Even at a young age, Bob Sam was eager to help take care of cemeteries. He grew up in Sitka, but his family was from Juneau. As a five-year-old, he told his grandmother that he would help keep the cemetery clean by clearing our trees and cleaning the gravestones. When he grew older, he decided to pursue a higher education and wanted to live in a city.
"Just like everybody else," he said, "I left the village. I wanted a modern life. I wanted education. I wanted to live in a city. I wanted to get away from my culture, get away from my community and I did. Yet, always I thought about these places."

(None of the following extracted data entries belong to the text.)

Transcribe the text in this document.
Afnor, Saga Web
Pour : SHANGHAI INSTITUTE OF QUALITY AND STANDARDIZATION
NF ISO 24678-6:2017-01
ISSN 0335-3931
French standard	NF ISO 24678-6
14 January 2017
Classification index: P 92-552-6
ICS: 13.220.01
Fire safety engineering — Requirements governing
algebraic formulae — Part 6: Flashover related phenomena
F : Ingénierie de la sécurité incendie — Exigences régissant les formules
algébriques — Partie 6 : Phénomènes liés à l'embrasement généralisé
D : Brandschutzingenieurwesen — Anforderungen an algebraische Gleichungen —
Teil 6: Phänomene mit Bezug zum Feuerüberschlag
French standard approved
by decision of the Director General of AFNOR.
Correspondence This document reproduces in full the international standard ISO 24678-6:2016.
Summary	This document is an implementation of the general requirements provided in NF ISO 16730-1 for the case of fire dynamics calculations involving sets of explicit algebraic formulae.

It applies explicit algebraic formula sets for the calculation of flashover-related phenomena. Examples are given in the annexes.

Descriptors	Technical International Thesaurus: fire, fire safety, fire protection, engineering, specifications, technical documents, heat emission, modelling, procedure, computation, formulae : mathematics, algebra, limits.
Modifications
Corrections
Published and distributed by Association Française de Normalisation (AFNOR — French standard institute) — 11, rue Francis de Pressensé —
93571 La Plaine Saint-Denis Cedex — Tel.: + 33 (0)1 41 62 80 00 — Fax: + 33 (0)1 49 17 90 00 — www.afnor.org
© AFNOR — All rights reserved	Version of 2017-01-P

Spending much of his career as an electrician, Sam had few complaints financially but he felt that something was missing, his ancestors. Eventually, he returned to Sitka and stayed in a hotel to visit. On a walk through town, he stumbled across construction at a place where he knew there were graves. There he discovered construction workers tearing up coffins with heavy equipment.
"I went up there to see what those construction guys were doing and they were taking a backhoe and digging up the ground. They were pulling coffins out of the ground. They would break the coffins in half and human remains would be falling out."

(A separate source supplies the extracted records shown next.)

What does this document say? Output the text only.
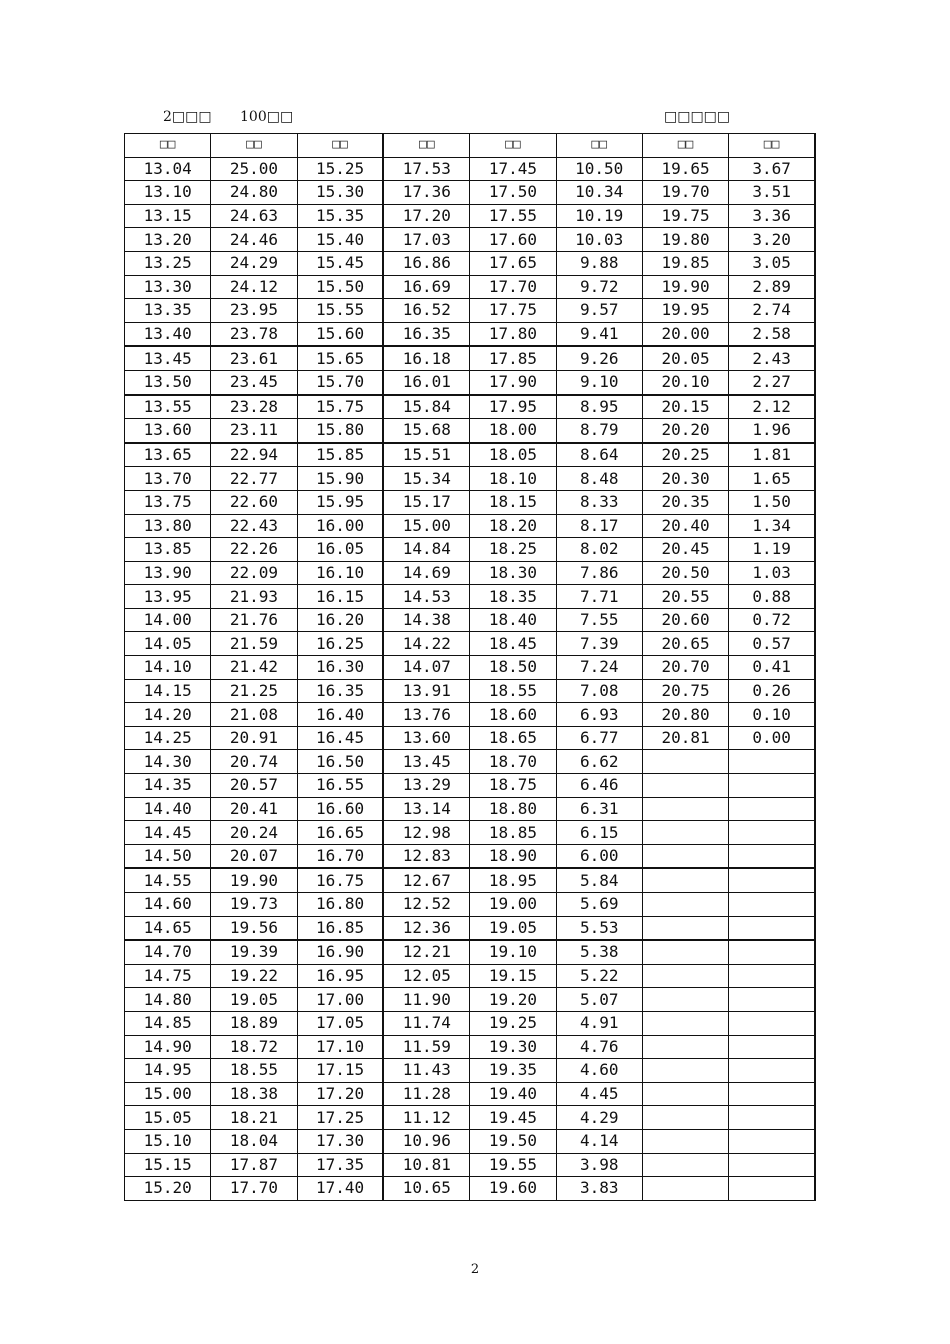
2□□□ 100□□	□□□□□
□□	□□	□□	□□	□□	□□	□□	□□
13.04	25.00	15.25	17.53	17.45	10.50	19.65	3.67
13.10	24.80	15.30	17.36	17.50	10.34	19.70	3.51
13.15	24.63	15.35	17.20	17.55	10.19	19.75	3.36
13.20	24.46	15.40	17.03	17.60	10.03	19.80	3.20
13.25	24.29	15.45	16.86	17.65	9.88	19.85	3.05
13.30	24.12	15.50	16.69	17.70	9.72	19.90	2.89
13.35	23.95	15.55	16.52	17.75	9.57	19.95	2.74
13.40	23.78	15.60	16.35	17.80	9.41	20.00	2.58
13.45	23.61	15.65	16.18	17.85	9.26	20.05	2.43
13.50	23.45	15.70	16.01	17.90	9.10	20.10	2.27
13.55	23.28	15.75	15.84	17.95	8.95	20.15	2.12
13.60	23.11	15.80	15.68	18.00	8.79	20.20	1.96
13.65	22.94	15.85	15.51	18.05	8.64	20.25	1.81
13.70	22.77	15.90	15.34	18.10	8.48	20.30	1.65
13.75	22.60	15.95	15.17	18.15	8.33	20.35	1.50
13.80	22.43	16.00	15.00	18.20	8.17	20.40	1.34
13.85	22.26	16.05	14.84	18.25	8.02	20.45	1.19
13.90	22.09	16.10	14.69	18.30	7.86	20.50	1.03
13.95	21.93	16.15	14.53	18.35	7.71	20.55	0.88
14.00	21.76	16.20	14.38	18.40	7.55	20.60	0.72
14.05	21.59	16.25	14.22	18.45	7.39	20.65	0.57
14.10	21.42	16.30	14.07	18.50	7.24	20.70	0.41
14.15	21.25	16.35	13.91	18.55	7.08	20.75	0.26
14.20	21.08	16.40	13.76	18.60	6.93	20.80	0.10
14.25	20.91	16.45	13.60	18.65	6.77	20.81	0.00
14.30	20.74	16.50	13.45	18.70	6.62		
14.35	20.57	16.55	13.29	18.75	6.46		
14.40	20.41	16.60	13.14	18.80	6.31		
14.45	20.24	16.65	12.98	18.85	6.15		
14.50	20.07	16.70	12.83	18.90	6.00		
14.55	19.90	16.75	12.67	18.95	5.84		
14.60	19.73	16.80	12.52	19.00	5.69		
14.65	19.56	16.85	12.36	19.05	5.53		
14.70	19.39	16.90	12.21	19.10	5.38		
14.75	19.22	16.95	12.05	19.15	5.22		
14.80	19.05	17.00	11.90	19.20	5.07		
14.85	18.89	17.05	11.74	19.25	4.91		
14.90	18.72	17.10	11.59	19.30	4.76		
14.95	18.55	17.15	11.43	19.35	4.60		
15.00	18.38	17.20	11.28	19.40	4.45		
15.05	18.21	17.25	11.12	19.45	4.29		
15.10	18.04	17.30	10.96	19.50	4.14		
15.15	17.87	17.35	10.81	19.55	3.98		
15.20	17.70	17.40	10.65	19.60	3.83		
2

"They destroyed a whole cemetery."
"They were taking all of the artifacts, rings, necklaces, teeth, bracelets, bones, and throwing those things into the bushes. I have never forgotten that."

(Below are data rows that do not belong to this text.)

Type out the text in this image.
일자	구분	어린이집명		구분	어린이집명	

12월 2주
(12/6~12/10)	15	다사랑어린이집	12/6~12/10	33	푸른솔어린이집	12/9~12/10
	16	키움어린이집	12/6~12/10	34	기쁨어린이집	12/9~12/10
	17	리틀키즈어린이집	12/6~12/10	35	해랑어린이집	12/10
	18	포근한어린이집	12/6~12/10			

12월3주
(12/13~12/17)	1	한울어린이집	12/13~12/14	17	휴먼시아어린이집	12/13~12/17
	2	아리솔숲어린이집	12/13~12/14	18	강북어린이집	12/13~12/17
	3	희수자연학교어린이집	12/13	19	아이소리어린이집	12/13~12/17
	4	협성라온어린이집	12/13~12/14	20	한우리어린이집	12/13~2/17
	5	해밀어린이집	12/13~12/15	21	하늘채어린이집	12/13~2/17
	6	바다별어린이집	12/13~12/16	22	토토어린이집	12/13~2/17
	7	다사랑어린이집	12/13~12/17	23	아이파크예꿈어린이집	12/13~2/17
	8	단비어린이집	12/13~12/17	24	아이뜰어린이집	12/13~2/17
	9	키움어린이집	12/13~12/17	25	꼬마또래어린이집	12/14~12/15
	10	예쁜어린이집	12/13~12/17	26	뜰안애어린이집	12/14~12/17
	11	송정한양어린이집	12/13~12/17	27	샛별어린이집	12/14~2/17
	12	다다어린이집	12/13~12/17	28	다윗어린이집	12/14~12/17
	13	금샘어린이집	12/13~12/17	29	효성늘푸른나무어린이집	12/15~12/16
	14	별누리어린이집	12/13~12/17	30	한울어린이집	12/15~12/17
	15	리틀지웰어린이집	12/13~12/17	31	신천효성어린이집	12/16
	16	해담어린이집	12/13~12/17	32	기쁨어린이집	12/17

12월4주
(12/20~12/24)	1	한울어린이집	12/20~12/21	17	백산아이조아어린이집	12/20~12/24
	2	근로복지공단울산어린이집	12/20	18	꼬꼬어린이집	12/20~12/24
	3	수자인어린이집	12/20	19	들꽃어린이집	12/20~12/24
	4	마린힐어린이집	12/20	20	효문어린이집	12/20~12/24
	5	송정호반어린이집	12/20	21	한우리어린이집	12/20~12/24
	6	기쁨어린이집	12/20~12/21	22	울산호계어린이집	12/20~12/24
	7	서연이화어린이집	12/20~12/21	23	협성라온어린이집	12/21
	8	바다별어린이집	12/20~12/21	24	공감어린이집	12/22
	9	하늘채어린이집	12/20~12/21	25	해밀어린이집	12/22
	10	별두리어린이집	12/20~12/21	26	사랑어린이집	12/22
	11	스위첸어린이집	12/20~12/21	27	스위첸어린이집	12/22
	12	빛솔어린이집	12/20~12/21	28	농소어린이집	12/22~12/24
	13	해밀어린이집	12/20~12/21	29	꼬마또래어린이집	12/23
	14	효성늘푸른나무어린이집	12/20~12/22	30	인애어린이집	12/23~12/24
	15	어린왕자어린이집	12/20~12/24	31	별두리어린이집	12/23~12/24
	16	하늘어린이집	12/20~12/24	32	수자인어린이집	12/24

"I had to do something," he recalled saying to himself at that moment. From there he gathered the remains that were unearthed and spent three years reburying, all the while he rarely spoke and felt anger at the people who caused the injustice.
Now Sam works in returning remains to their rightful place in Alaska. He is currently assisting the Native American Boarding School Coalition, helping Tribal Nations seek repatriation of children that were buried across the nation. In Carlisle, PA, thirteen Alaskan children were discovered with four of them being from Ketchikan. In December, Sam will be traveling to Colorado to look for Alaskan children there. Over 250 Alaskan children were taken to boarding schools between 1878-1917; many were never returned home. Sam's work brings them back to Alaska in a deeply respectful way.
"Tlingit culture is in a renaissance! Our language is coming back. Our culture is here. Our young people are singing and drumming and dancing and they are proud of who they are and they know where they come from. All my work is part of it because the sign of a healthy community, a sign of a healthy people is a clean cemetery."
The full lecture is available online through the UAS YouTube channel.